Findings: Cultural applications to EOL clinical practice guidelines were made by the CAG. During this time identification occurred related to opportunities and challenges for growth in caring for NA/AIs, not only in reservation communities, but beyond reservation borders within the state and Indian Health Service (IHS). Opportunities included: 1) Mandatory cultural awareness training for all IHS employees; 2) Exploration of tele-health capabilities; 3) Establishment of a homecare program; 4) Palliative/EOL training for IHS personnel; and 5) Advance directive education for elders. Challenges centered on the poor economic conditions and the many small, dispersed, and geographically isolated communities on the reservation.

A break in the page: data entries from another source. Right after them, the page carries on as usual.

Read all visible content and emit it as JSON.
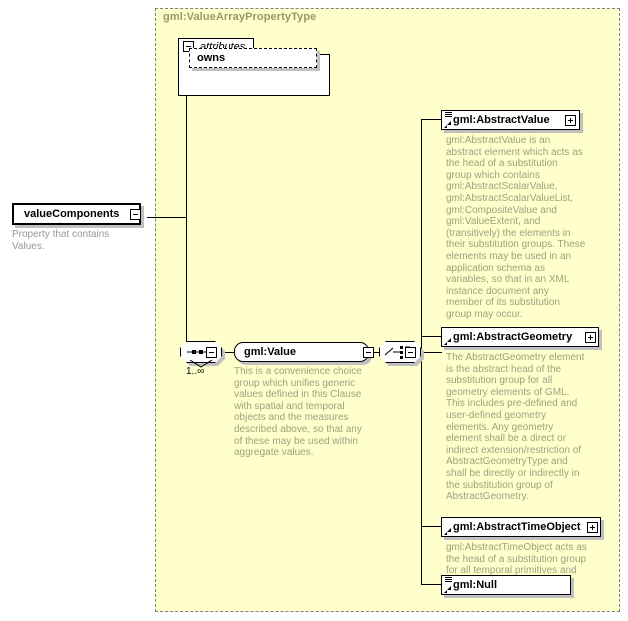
{
  "diagram": {
    "kind": "xml-schema-element-diagram",
    "background_color": "#ffffff",
    "type_region_color": "#ffffcc",
    "type_region_border_color": "#808080",
    "title": "gml:ValueArrayPropertyType",
    "title_color": "#999966"
  },
  "root_element": {
    "name": "valueComponents",
    "expander": "minus",
    "documentation": "Property that contains Values."
  },
  "attributes_group": {
    "label": "attributes",
    "expander": "minus",
    "items": [
      {
        "name": "owns"
      }
    ]
  },
  "compositors": {
    "sequence": {
      "icon": "sequence-icon",
      "expander": "minus",
      "occurrence": "1..∞"
    },
    "choice": {
      "icon": "choice-icon",
      "expander": "minus"
    }
  },
  "group_element": {
    "name": "gml:Value",
    "expander": "minus",
    "documentation": "This is a convenience choice group which unifies generic values defined in this Clause with spatial and temporal objects and the measures described above, so that any of these may be used within aggregate values."
  },
  "choice_members": [
    {
      "name": "gml:AbstractValue",
      "has_type_icon": true,
      "has_ref_icon": true,
      "expander": "plus",
      "documentation": "gml:AbstractValue is an abstract element which acts as the head of a substitution group which contains gml:AbstractScalarValue, gml:AbstractScalarValueList, gml:CompositeValue and gml:ValueExtent, and (transitively) the elements in their substitution groups. These elements may be used in an application schema as variables, so that in an XML instance document any member of its substitution group may occur."
    },
    {
      "name": "gml:AbstractGeometry",
      "has_type_icon": false,
      "has_ref_icon": true,
      "expander": "plus",
      "documentation": "The AbstractGeometry element is the abstract head of the substitution group for all geometry elements of GML. This includes pre-defined and user-defined geometry elements. Any geometry element shall be a direct or indirect extension/restriction of AbstractGeometryType and shall be directly or indirectly in the substitution group of AbstractGeometry."
    },
    {
      "name": "gml:AbstractTimeObject",
      "has_type_icon": false,
      "has_ref_icon": true,
      "expander": "plus",
      "documentation": "gml:AbstractTimeObject acts as the head of a substitution group for all temporal primitives and complexes."
    },
    {
      "name": "gml:Null",
      "has_type_icon": true,
      "has_ref_icon": true,
      "expander": "none",
      "documentation": ""
    }
  ]
}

Discussion: This study demonstrates the effectiveness of the CBPR/EST design. The PI, as facilitator, assisted the CAG by reviewing the philosophical underpinnings of palliative/EOL care. The CAG determined congruency of palliative/EOL care principles with their cultural lifeways, dispelling the misperceptions barrier. The CAG concurred that barriers specific to infrastructure and funding are present, and after assessing each reservation district’s resources and needs, remained hopeful that delivery of palliative/EOL care could be feasible through ingenuity and collaboration. From the focus group dialogue and continued conversations, the CAG has applied for and received additional funding to begin an advance directive elder education program where elders will become trained advance directive coaches. These new advance directive coaches will provide education to other elders in 12 reservation communities. Additionally, meetings are planned with IHS to share the study results and to initiate discussion regarding the need for a culturally congruent palliative/EOL program in this community.